Purpose: This study conducts a comparative study of various options pricing models and introduces a new model.
Research methodology: This paper reviews eight option pricing models, including the Black-Scholes-Merton model (BSM), Monte Carlo simulation (MC), Heston, GARCH, Lattice, Jump Diffusion models (JDM), Normal Inverse Gaussian-Cox-Ingersoll-Ross Model, and a novel model called Black-Scholes-Artificial Neural Network (BSANN). The objective is to predict the European call and put options using a payoff calculation. The underlying asset is Khodro, a famous automobile producer company in Iran, for the last year. The daily prices were also used as historical data. The primary software used for the calculations and plots was MATLAB. An Excel option pricing toolbox was used to obtain more accurate and improved results.
Results: Based on the results, it can be concluded that the proposed model, BS-ANN, provides the most accurate estimation with the lowest standard deviation.

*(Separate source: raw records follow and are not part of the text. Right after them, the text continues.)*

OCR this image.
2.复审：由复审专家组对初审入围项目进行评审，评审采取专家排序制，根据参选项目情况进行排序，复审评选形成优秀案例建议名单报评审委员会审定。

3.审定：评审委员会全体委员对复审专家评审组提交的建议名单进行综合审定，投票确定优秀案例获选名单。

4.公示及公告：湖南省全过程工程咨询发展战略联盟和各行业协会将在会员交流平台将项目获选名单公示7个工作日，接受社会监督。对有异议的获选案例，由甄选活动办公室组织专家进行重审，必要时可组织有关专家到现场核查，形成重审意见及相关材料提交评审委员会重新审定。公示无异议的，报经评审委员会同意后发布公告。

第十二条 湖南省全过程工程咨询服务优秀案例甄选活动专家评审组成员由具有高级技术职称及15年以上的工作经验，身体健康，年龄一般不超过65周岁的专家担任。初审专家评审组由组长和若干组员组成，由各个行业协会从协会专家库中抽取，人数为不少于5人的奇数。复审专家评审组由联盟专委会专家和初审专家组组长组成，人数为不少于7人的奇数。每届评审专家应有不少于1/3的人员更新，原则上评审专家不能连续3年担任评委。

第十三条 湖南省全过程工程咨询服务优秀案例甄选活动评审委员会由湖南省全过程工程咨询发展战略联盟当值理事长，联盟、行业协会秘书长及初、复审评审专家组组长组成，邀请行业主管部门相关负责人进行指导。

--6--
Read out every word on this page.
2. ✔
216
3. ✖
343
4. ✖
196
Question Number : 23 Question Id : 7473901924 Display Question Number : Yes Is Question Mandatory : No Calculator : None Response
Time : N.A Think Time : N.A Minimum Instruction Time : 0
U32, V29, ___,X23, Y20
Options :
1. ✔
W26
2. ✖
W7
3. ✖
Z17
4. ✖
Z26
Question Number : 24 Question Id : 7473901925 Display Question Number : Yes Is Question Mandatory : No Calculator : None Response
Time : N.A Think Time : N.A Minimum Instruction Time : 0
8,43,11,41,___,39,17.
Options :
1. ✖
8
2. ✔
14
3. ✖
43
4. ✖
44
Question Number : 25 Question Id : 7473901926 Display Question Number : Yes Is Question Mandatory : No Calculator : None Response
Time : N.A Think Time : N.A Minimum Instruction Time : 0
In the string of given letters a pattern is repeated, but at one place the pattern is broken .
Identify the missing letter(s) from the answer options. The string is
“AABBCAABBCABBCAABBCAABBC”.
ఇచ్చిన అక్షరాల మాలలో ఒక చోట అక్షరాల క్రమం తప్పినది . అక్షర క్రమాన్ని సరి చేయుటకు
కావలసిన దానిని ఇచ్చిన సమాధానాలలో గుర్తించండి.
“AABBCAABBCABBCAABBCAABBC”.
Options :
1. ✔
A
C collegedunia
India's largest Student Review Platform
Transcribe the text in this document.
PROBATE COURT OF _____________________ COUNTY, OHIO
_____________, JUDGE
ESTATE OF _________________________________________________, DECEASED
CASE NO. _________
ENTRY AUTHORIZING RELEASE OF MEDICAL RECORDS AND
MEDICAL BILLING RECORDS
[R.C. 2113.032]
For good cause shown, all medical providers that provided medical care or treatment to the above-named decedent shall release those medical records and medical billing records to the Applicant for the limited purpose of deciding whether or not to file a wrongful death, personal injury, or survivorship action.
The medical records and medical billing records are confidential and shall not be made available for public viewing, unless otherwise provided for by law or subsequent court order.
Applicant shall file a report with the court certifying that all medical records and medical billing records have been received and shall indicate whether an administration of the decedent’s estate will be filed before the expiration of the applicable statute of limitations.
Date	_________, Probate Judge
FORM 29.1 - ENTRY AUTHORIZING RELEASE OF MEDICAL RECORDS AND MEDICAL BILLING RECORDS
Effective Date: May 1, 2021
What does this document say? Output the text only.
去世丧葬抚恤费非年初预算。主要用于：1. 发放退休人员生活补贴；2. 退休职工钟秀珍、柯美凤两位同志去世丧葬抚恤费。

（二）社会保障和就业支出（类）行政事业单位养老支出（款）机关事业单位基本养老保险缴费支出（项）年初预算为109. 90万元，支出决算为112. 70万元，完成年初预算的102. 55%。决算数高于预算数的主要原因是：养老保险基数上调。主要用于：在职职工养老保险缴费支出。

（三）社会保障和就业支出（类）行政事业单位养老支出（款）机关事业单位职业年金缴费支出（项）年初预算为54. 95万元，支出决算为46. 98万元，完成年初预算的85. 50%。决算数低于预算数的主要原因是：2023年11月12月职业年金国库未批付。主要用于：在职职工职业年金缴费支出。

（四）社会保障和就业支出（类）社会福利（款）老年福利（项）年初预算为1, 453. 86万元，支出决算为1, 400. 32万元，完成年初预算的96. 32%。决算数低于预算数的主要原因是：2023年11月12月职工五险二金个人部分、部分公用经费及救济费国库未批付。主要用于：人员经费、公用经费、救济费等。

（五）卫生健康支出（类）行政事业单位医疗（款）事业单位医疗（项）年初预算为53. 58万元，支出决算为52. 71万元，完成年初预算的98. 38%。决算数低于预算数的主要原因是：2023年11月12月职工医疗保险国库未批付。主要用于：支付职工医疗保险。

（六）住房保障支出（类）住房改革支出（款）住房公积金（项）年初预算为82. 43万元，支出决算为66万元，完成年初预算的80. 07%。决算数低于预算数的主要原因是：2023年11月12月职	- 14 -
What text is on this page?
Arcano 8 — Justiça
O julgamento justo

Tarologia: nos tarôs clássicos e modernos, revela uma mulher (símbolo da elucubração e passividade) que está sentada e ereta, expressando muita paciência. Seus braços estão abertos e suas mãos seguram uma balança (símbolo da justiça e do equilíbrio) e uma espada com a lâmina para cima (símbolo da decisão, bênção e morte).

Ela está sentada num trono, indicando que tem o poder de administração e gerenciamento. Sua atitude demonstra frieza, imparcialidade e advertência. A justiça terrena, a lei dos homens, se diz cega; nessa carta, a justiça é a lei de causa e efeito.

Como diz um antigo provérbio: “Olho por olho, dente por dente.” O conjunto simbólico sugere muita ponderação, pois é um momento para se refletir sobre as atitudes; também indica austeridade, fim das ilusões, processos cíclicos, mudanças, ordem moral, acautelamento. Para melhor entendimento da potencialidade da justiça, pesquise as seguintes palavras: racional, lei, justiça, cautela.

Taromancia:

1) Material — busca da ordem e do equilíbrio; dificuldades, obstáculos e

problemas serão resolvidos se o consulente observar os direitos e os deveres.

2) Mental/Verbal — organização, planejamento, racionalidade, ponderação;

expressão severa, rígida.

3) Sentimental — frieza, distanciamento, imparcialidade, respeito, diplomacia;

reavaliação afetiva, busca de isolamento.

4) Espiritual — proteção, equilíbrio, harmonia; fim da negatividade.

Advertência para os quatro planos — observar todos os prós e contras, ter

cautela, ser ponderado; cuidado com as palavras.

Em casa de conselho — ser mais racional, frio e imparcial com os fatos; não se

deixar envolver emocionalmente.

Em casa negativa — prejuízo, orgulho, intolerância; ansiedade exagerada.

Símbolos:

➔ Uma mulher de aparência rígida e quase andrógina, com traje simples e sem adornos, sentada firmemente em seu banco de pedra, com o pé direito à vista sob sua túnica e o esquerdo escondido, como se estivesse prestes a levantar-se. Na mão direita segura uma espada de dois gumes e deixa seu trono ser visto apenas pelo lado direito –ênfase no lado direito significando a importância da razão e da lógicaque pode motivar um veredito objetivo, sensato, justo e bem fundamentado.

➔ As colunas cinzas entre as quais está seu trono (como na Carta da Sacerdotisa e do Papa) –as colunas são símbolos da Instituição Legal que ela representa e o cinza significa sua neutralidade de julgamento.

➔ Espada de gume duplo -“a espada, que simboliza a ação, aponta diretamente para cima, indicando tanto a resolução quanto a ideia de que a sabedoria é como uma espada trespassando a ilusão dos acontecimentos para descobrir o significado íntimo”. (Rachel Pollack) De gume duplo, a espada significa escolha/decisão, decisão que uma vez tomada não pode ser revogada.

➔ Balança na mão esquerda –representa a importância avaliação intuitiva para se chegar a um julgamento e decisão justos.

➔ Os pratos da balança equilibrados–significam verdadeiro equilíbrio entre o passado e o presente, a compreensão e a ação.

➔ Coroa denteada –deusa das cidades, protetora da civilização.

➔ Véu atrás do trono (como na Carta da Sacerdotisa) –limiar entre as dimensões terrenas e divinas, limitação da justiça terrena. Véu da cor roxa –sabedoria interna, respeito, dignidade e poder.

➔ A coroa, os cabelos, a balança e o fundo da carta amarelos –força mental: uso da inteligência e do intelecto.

Limitations: There are several limitations to be considered when choosing an underlying asset. An important factor is the availability of sufficient data on the number of shared transactions. Another limitation of this study is the absence of trading halts. Additionally, caution is crucial when selecting an appropriate number of estimated parameters.
Contribution: By utilizing the presented model, researchers, individuals, investors, and stock market analysts interested in trading can enhance their estimations.
Novelty: The most significant novelty of this study is the presentation of a hybrid model incorporating unique features.